Der Saldo stieg um 108% zwischen Anfang 2009 und Ende 2014, aber vielleicht der Hauptgrund für diese Situation ist die hohe Ertragskraft der Unternehmen in Paraguay im Vergleich zu anderen Ländern mit ähnlichem Risiko, sagt die Wirtschaftskommission für Lateinamerika und die Karibik (CEPAL) in ihrem Bericht aus.

Innerhalb der Region sind Paraguay und Bolivien die Länder, in denen ausländische Investoren bessere Renditen erzielen als anderswo in der Region. Während in Honduras, Panama, Guatemala das IED (Verhältnis zwischen den Einnahmen aus Investitionen und deren Bestand) bei 10%, zwischen 2013 und 2014, liegt, waren es in Paraguay in dem gleichen Zeitraum 16,5%.

Darüber hinaus initiierten die meisten Zentralbanken eine expansive Geldpolitik in den Industrieländern, dadurch sanken dort die Renditen deutlich, woraufhin viele Investoren neue Horizonte für ihre Fonds suchen.
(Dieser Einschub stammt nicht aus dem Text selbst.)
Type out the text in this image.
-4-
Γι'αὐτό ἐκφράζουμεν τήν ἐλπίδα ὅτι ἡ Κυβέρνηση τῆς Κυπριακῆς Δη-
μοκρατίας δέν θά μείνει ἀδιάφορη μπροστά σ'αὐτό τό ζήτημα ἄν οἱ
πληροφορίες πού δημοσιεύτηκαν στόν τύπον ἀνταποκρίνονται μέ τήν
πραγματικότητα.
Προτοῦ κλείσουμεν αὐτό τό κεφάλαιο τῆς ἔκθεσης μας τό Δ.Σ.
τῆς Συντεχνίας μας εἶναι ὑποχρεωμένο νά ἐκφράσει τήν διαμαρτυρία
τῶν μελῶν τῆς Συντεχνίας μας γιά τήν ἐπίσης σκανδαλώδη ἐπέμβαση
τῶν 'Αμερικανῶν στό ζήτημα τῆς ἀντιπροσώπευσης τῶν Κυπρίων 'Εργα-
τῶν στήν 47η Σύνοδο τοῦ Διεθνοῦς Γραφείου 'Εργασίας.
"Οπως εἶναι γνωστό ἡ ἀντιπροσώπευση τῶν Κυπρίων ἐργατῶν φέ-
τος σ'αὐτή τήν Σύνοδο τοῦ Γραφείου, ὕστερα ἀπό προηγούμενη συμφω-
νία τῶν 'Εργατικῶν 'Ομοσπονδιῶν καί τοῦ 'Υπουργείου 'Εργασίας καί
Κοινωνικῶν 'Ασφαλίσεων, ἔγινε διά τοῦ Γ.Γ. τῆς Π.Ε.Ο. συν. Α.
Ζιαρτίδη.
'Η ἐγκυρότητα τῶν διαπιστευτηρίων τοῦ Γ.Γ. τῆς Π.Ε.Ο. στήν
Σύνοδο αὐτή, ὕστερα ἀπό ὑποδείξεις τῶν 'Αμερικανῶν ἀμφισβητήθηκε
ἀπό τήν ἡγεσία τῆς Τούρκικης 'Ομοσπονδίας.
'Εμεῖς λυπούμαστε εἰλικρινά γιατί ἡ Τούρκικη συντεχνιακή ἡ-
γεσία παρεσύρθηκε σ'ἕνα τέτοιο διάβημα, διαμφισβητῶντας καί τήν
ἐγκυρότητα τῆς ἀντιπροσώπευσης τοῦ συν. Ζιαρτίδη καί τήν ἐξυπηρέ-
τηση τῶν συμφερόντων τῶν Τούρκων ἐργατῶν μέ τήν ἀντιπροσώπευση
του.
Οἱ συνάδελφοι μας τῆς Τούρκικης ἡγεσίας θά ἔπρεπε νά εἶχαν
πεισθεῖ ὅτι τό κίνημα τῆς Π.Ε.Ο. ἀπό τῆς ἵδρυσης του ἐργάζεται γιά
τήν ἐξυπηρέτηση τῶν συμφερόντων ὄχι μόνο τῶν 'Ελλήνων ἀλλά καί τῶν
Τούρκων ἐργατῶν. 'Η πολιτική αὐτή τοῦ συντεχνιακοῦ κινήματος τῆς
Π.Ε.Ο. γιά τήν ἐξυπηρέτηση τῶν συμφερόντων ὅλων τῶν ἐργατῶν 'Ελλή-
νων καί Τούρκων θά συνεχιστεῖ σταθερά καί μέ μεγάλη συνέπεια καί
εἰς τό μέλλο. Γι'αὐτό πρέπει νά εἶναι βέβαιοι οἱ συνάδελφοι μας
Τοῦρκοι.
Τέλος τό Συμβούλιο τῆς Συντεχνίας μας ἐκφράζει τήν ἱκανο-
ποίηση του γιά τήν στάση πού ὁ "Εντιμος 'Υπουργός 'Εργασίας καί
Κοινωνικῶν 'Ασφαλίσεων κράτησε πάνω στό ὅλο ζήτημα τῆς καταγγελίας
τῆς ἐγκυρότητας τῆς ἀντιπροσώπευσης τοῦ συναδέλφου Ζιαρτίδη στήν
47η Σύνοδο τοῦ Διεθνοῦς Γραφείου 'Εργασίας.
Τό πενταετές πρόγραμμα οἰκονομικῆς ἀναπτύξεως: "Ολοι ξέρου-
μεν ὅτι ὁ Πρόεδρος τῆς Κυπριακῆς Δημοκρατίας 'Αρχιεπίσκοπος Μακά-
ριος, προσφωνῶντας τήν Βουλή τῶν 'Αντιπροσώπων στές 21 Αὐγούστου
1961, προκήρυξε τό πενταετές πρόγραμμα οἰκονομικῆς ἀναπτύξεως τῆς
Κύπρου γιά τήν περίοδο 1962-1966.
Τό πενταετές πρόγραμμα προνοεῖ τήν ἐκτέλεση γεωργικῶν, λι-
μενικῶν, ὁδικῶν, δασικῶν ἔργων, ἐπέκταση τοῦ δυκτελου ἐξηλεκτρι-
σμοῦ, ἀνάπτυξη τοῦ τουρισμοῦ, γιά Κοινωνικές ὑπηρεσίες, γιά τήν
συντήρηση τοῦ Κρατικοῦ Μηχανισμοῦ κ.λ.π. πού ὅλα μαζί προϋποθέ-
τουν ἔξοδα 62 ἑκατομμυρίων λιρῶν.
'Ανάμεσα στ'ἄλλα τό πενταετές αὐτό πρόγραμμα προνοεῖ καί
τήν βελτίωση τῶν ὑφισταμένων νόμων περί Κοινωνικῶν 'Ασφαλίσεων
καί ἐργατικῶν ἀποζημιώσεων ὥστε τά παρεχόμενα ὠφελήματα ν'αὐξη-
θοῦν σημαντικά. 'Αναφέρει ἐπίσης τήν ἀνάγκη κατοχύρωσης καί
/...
Neben dem Gesamtwert ausländischer Investitionen hat sich auch deren Geschwindigkeit, vor allem durch Veränderungen in der Politik nach 2008 durch die globale Krise erhöht. Zwischen 2007 und 2010 gab es etwas mehr als 200 Millionen US Dollar an ausländischen Direktinvestitionen, während der Durchschnitt auf 465 Millionen USD in der Zeit zwischen 2011 und 2014 anstieg.